Question

One mole \(\text{H}_2\text{O}(g)\) and one mole \(\text{CO}(g)\) are taken in a 1L flask and heated to 725K. At equilibrium, 40% (by mass) of water reacted with \(\text{CO}(g)\) as follows: \[ \text{H}_2\text{O}(g) + \text{CO}(g) \rightleftharpoons \text{H}_2(g) + \text{CO}_2(g) \] Its \(K_c\) value is:

• A. \(0.444\)
• B. \(2.220\)
• C. \(0.222\)
• D. \(4.440\)

Hint:

To calculate \(K_c\), remember to use the equilibrium concentrations of the species involved in the reaction.

Answer 1

The Correct Option is A

At equilibrium, the initial number of moles of \(\text{H}_2\text{O}(g)\) and \(\text{CO}(g)\) are both 1 mole.
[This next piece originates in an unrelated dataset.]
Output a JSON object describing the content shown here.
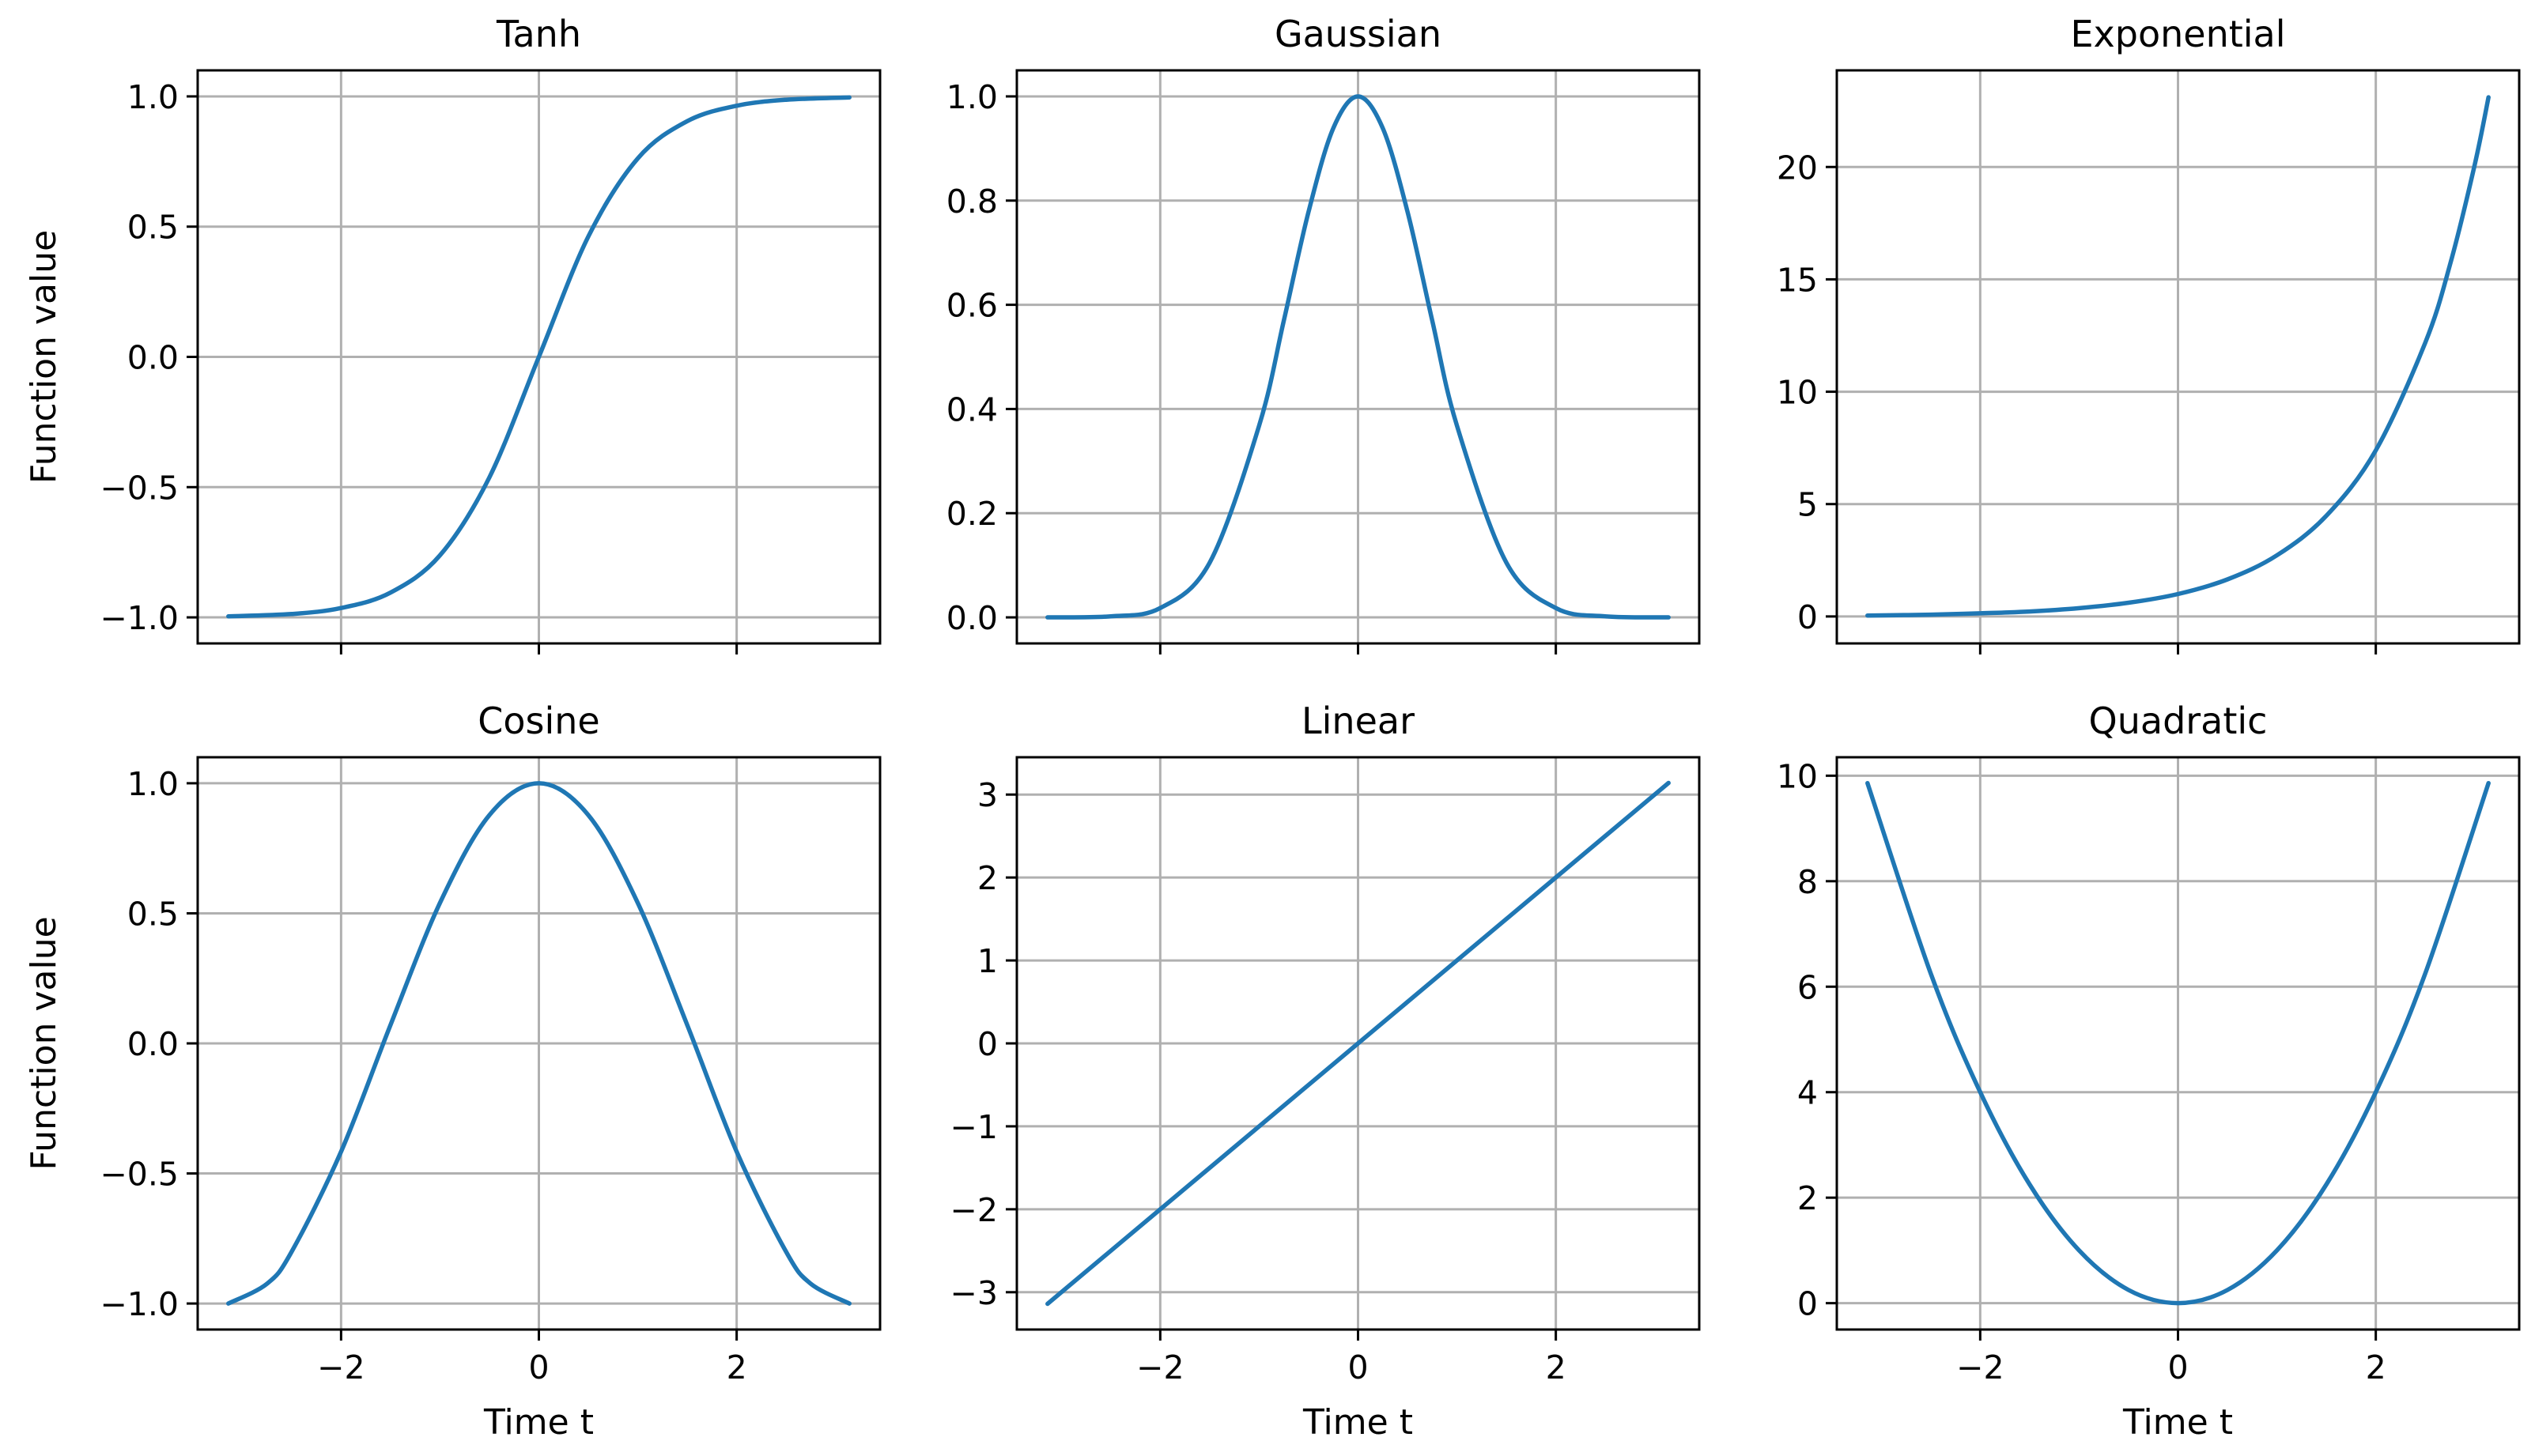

According to the question, 40% of water reacts with CO, so: \[ \text{Moles of H}_2\text{O} \text{ reacted} = 0.4 \times 1 = 0.4 \, \text{moles} \] Therefore, the moles of products formed are: \[ \text{Moles of H}_2 = \text{Moles of CO}_2 = 0.4 \] The remaining moles of \(\text{H}_2\text{O}(g)\) and \(\text{CO}(g)\) are: \[ \text{Remaining moles of H}_2\text{O}(g) = 1 - 0.4 = 0.6 \, \text{moles} \] \[ \text{Remaining moles of CO}(g) = 1 - 0.4 = 0.6 \, \text{moles} \] Thus, at equilibrium, the total volume of the system is 1L. Now, we calculate the concentration of each species: \[ [\text{H}_2\text{O}(g)] = \frac{0.6}{1} = 0.6 \, \text{mol/L} \] \[ [\text{CO}(g)] = \frac{0.6}{1} = 0.6 \, \text{mol/L} \] \[ [\text{H}_2(g)] = \frac{0.4}{1} = 0.4 \, \text{mol/L} \] \[ [\text{CO}_2(g)] = \frac{0.4}{1} = 0.4 \, \text{mol/L} \] Now, we can calculate the equilibrium constant \(K_c\) using the expression: \[ K_c = \frac{[\text{H}_2][\text{CO}_2]}{[\text{H}_2\text{O}][\text{CO}]} \] Substituting the values: \[ K_c = \frac{(0.4)(0.4)}{(0.6)(0.6)} = \frac{0.16}{0.36} = 0.444 \] Thus, the correct answer is \(K_c = 0.444\).

Answer 2

Step 1: Understand the initial conditions.
Initially, both \(\text{H}_2\text{O}(g)\) and \(\text{CO}(g)\) are present at 1 mole each.

Step 2: Calculate the moles of water reacted.
Given that 40% of water reacts with CO:
\[ \text{Moles of H}_2\text{O} \text{ reacted} = 0.4 \times 1 = 0.4 \, \text{moles}. \]

Step 3: Calculate moles of products formed.
From the reaction stoichiometry, for every mole of \(\text{H}_2\text{O}\) reacted, 1 mole each of \(\text{H}_2\) and \(\text{CO}_2\) is formed.
Therefore:
\[ \text{Moles of H}_2 = \text{Moles of CO}_2 = 0.4 \, \text{moles}. \]

Step 4: Calculate remaining moles of reactants.
\[ \text{Remaining moles of H}_2\text{O} = 1 - 0.4 = 0.6 \, \text{moles}, \] \[ \text{Remaining moles of CO} = 1 - 0.4 = 0.6 \, \text{moles}. \]

Step 5: Calculate concentrations assuming total volume = 1 L.
\[ [\text{H}_2\text{O}] = \frac{0.6}{1} = 0.6 \, \text{mol/L}, \] \[ [\text{CO}] = \frac{0.6}{1} = 0.6 \, \text{mol/L}, \] \[ [\text{H}_2] = \frac{0.4}{1} = 0.4 \, \text{mol/L}, \] \[ [\text{CO}_2] = \frac{0.4}{1} = 0.4 \, \text{mol/L}. \]

Step 6: Calculate the equilibrium constant \( K_c \).
\[ K_c = \frac{[\text{H}_2][\text{CO}_2]}{[\text{H}_2\text{O}][\text{CO}]} = \frac{(0.4)(0.4)}{(0.6)(0.6)} = \frac{0.16}{0.36} = 0.444. \]

Step 7: Conclusion.
The equilibrium constant for the reaction is \( \boxed{0.444} \).